リアルタイムデータでのリモートデマンド管理
今回のIoTサービスは、コネクティビティ、プラットフォーム、機器という3つを提供する。具体的には表1と表2の通り。
機能 | 概要 | |
---|---|---|
コネクティビティ | モバイル接続 | 低コスト、高品質、安全なモバイル接続・認証 |
プラットフォーム | データハブ | アプリケーションやクラウドへのデータ転送 |
データストレージ | ストレージへの格納とデータアクセス画面、API | |
データビジュアライザー | データ可視化、ビッグデータ解析(2017年提供予定) | |
機器 | デバイスゲートウェイ | センサ接続、無線接続用ゲートウェイ機器 |
「IIJではMVNO事業者として事業展開し、700万回線提供を目指し事業を進めてきた、そこで培った投資と設備をフル活用し、IoTに最適なモバイル環境と、全てにつながるネットワークサービスを提供していく」(岡田氏)
機能 | 概要 | |
---|---|---|
コネクティビティ | プライベートモバイル接続 | ユーザー企業専有型のモバイルネットワーク接続 |
エンタープライズ接続 | ユーザー企業環境とのWAN、VPN閉域接続 | |
クラウドエクスチェンジ | Azureをはじめとした外部クラウド閉域接続 | |
プラットフォーム | デバイスマネジメント | デバイスゲートウェイ機器の監視と管理、リモート設定更新 |
デバイスコントロール | デバイス制御、状態通知、自動管理 | |
機器 | デバイスエージェント | リモートメンテナンス、双方向通信プログラム |
IIJ クラウド本部副本部長 染谷直氏
IIJ クラウド本部ビッグデータソリューション課長 岡田晋介氏
「プラットフォームでは5つの機能を提供する。これまで独自開発のルータ、自動接続と集中管理を担うフレームワークなどの技術を今回IoT用のフルマネージメントサービスとして提供する」(岡田氏)
独自開発したデバイスエージェントソフトウェアを利用することで、設定更新などリモート管理とデバイス制御の双方向通信機能を提供する。
「当社のソフトを利用せず、お客さま自身が開発したソフトウェアを使うことも可能となる。ただし、当社のソフトウェアを利用することで、すぐに利用できるプラグ&プレイを実現する」(岡田氏)
電力事業の取り組み技術を応用したリアルタイムデータ可視化機能で流れているセンサデータを把握し、そこにビッグデータ関連技術を組み合わせることで予兆監視や自動制御といった、センサデータから人手を介さずにコントロールできる機能を提供する。

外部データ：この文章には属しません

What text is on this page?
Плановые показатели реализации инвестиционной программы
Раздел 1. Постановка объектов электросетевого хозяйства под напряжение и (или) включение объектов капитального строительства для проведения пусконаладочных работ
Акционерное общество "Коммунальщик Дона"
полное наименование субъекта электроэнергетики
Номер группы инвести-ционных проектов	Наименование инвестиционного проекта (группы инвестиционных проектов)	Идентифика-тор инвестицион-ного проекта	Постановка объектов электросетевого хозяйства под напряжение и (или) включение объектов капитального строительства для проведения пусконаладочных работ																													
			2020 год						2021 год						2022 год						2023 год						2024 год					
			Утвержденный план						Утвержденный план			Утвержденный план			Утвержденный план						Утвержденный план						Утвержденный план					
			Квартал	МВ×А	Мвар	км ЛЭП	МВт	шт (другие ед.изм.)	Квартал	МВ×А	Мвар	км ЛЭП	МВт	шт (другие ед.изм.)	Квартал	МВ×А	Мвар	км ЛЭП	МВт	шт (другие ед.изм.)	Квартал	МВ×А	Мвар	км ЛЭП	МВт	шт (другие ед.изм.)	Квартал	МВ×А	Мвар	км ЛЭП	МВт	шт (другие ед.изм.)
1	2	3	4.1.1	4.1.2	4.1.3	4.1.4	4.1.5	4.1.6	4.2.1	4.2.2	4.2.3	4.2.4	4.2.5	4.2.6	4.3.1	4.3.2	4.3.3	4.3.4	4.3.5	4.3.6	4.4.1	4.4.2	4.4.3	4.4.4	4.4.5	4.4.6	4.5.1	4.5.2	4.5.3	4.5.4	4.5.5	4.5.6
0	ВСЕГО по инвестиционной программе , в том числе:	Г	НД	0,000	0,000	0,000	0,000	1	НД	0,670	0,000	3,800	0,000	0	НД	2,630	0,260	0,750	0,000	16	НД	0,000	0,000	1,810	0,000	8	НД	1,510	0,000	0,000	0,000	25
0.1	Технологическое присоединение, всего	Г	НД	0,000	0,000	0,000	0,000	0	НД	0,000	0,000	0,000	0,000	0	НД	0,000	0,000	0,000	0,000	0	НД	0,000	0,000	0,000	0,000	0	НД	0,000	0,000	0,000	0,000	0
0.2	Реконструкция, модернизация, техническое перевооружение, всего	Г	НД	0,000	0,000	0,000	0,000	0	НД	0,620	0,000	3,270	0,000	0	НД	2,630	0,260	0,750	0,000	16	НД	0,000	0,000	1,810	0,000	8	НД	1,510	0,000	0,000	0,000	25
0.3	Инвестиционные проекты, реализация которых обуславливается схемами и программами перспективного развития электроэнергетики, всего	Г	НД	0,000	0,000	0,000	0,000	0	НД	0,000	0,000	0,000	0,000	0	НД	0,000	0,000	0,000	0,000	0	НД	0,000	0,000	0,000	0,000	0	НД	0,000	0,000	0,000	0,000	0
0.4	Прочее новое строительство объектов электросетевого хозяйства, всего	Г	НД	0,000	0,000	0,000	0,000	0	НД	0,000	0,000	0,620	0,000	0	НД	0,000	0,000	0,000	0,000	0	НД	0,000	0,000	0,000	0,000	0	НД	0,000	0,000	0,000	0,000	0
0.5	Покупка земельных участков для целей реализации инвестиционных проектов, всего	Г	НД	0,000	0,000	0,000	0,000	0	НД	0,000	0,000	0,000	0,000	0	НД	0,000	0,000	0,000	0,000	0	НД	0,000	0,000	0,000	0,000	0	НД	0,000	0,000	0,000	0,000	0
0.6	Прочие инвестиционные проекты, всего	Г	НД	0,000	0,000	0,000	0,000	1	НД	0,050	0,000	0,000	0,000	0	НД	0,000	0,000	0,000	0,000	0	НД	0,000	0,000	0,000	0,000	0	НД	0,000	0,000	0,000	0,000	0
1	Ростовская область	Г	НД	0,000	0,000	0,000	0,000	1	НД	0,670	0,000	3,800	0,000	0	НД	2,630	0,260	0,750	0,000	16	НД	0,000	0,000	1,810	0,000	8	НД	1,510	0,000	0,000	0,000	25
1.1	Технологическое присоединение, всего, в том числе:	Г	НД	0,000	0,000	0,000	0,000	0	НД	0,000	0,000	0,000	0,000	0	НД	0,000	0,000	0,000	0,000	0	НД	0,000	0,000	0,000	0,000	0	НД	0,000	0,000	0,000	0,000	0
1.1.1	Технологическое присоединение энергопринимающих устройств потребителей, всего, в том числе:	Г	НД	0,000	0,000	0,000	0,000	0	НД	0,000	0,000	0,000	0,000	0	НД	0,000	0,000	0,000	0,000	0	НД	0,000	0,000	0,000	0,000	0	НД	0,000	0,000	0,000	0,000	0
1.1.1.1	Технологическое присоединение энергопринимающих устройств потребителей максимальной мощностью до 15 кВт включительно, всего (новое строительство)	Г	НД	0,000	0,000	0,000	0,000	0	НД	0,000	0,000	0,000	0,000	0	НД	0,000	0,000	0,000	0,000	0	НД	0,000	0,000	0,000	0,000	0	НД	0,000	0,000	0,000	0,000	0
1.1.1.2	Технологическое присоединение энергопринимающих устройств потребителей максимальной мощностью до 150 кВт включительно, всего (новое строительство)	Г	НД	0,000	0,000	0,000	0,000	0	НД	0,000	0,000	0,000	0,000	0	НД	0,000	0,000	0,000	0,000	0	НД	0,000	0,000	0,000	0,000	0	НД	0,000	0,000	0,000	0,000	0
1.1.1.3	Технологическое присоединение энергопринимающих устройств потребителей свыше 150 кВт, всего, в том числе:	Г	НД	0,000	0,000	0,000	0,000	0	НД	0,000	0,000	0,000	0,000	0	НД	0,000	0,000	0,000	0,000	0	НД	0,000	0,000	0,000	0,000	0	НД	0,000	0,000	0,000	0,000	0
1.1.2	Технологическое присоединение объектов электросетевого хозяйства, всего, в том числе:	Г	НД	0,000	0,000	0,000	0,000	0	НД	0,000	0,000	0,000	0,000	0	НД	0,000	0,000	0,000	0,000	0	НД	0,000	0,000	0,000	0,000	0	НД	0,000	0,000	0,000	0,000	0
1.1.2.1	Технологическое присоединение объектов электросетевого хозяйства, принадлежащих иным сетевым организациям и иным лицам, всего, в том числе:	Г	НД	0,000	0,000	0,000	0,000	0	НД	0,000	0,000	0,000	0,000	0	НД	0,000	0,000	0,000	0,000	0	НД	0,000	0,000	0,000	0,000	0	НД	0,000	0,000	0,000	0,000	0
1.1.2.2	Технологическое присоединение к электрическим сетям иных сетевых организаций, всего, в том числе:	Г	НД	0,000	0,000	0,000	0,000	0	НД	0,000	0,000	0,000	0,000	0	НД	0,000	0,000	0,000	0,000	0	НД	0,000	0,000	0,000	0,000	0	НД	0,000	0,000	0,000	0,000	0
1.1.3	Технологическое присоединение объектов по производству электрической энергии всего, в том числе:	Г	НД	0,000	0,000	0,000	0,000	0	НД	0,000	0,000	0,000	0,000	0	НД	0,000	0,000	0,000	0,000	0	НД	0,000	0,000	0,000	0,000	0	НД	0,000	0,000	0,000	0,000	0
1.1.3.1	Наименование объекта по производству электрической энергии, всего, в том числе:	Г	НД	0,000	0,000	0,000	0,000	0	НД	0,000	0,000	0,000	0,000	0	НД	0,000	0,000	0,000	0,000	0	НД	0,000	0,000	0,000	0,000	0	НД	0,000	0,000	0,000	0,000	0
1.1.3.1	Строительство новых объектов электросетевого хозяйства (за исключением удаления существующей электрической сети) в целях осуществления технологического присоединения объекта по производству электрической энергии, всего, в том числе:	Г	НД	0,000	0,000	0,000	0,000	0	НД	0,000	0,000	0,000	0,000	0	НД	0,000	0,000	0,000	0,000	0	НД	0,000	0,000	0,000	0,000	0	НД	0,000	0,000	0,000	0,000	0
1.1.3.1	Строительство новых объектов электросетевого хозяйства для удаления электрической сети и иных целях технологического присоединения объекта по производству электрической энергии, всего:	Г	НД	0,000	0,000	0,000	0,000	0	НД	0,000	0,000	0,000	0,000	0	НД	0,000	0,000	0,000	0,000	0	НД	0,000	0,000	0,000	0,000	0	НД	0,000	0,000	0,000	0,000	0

機器については、ルータ型とLTE内蔵タイプを含めたIoTゲートウェイを独自開発し提供する。申し込み後、機器が届いてつなげばすぐに利用できる手軽さをアピールポイントとしていく。
活用イメージとしては、IaaS上の業務システムと連携したデータ活用、リモート管理や自動通知による複数拠点の機器設定更新や故障をアラーム通知することで運用コスト改善、リアルタイムデータを用いたリモートデマンド管理などを想定している。
IIJは今回のサービスを皮切りに、自立分散型クラウド基盤の提供、アナリティクスによる制御管理自動化、ソフトウェアSIM、独自モバイル網などの提供も検討していく。